Finizio, an attorney who moved here about 18 months ago, shook up the established Democratic party by winning a primary and then handily defeating five challengers, including three sitting city councilors.
"Many asked if the promise of change was just a campaign slogan,'' Finizio said, about an hour after the polls closed Tuesday night. "I want to be very clear, the era of machine politics in New London is over.''
Hundreds of supporter who packed a second-floor banquet room at Dev's on Bank restaurant erupted into applause and cheers.
"This is because of you,'' he said to the crowd. "It's because you never lost your hope, you kept the faith and you worked hard. It's because of you New London has new leadership.''
Supporter Sean Murray said Finizio's election signals a positive change for the city.
"I've lived here my entire life and I never thought this would happen," the 30-year-old said. "I have never been more proud of my city. It feels like the whole city is brand new."
In unofficial numbers from the Republican Town Committee headquarters, Finizio won 2,185 votes. Democrat Michael Buscetto III, a two-term city councilor who ran a write-in campaign after losing the primary, pulled in 1,153 votes, and Republican Rob Pero, a city councilor for 16 years, received 1,057 votes.
City Councilor Martin T. Olsen Jr., Lori Hopkins-Cavanagh and Andrew Lockwood, all petitioning candidates, all finished with fewer than 200 votes apiece.
In a concession speech at Republican headquarters, Pero thanked his supporters and congratulated Finizio.

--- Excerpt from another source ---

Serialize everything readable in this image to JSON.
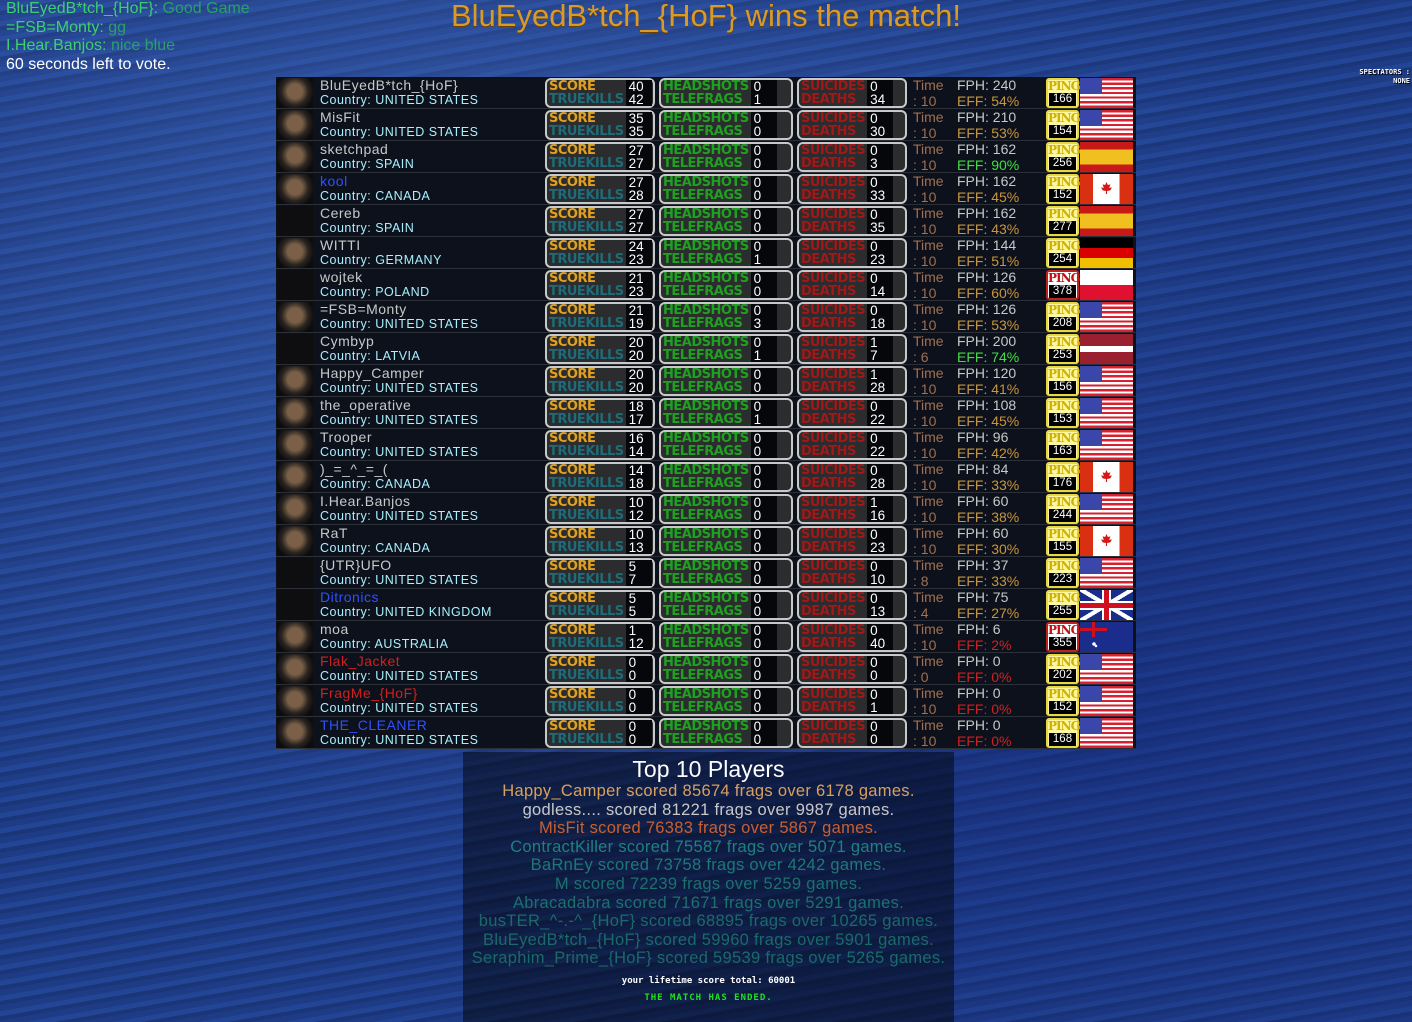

He urged his workers to support the new mayor.
"We all need to get behind him,'' Pero said. "We are all New Londoners. ... This new government will need your help. I will do all I can do advocate for this city."
Choking up as he spoke, Pero thanked his wife, Dora, for her steady support.
"My kids have missed me for a long time,'' he said. "We'll be home spending a lot of time together."
Nearly 5,000, or roughly 40 percent, of the city's 12,793 voters show up at the polls. In the 2009 municipal election, about 3,300 people voted.
At Finizio's victory party, the mayor-elect also congratulated his fellow Democrats who won six seats on the City Council and five seats on the Board of Education.
Democrats Wade Hyslop Jr., Anthony Nolan, Michael Passero, John J. Maynard, Marie Friess-McSparran and Donald Macrino, along with Republican Adam Sprecace, were elected to the City Council.
He said although he has disagreed with his opponents, the race was never personal.
Democratic Town Committee Chairman William Satti said he was surprised by the margin of victory for Finizio, considering there were many disenchanted Democrats "who worked in other camps."
"The people of New London are tired of petty politics. They want a fresh start,'' he said.
The new mayor will take control of a city that has been run by a professional city manager for nine decades. The mayor will serve a four-year term and receive an annual salary of $86,000.
The city was teeming with election activity Tuesday.
Supporters stood on street corners, waved signs and rallied around their candidates. Pero had his three children in tow for much of the morning. Finizio went from polling place to polling place, stopping briefly at Democratic headquarters on State Street for a drink of water. Buscetto took time out in the afternoon to toss a football with some of the youngsters who live in the Thames River Apartments.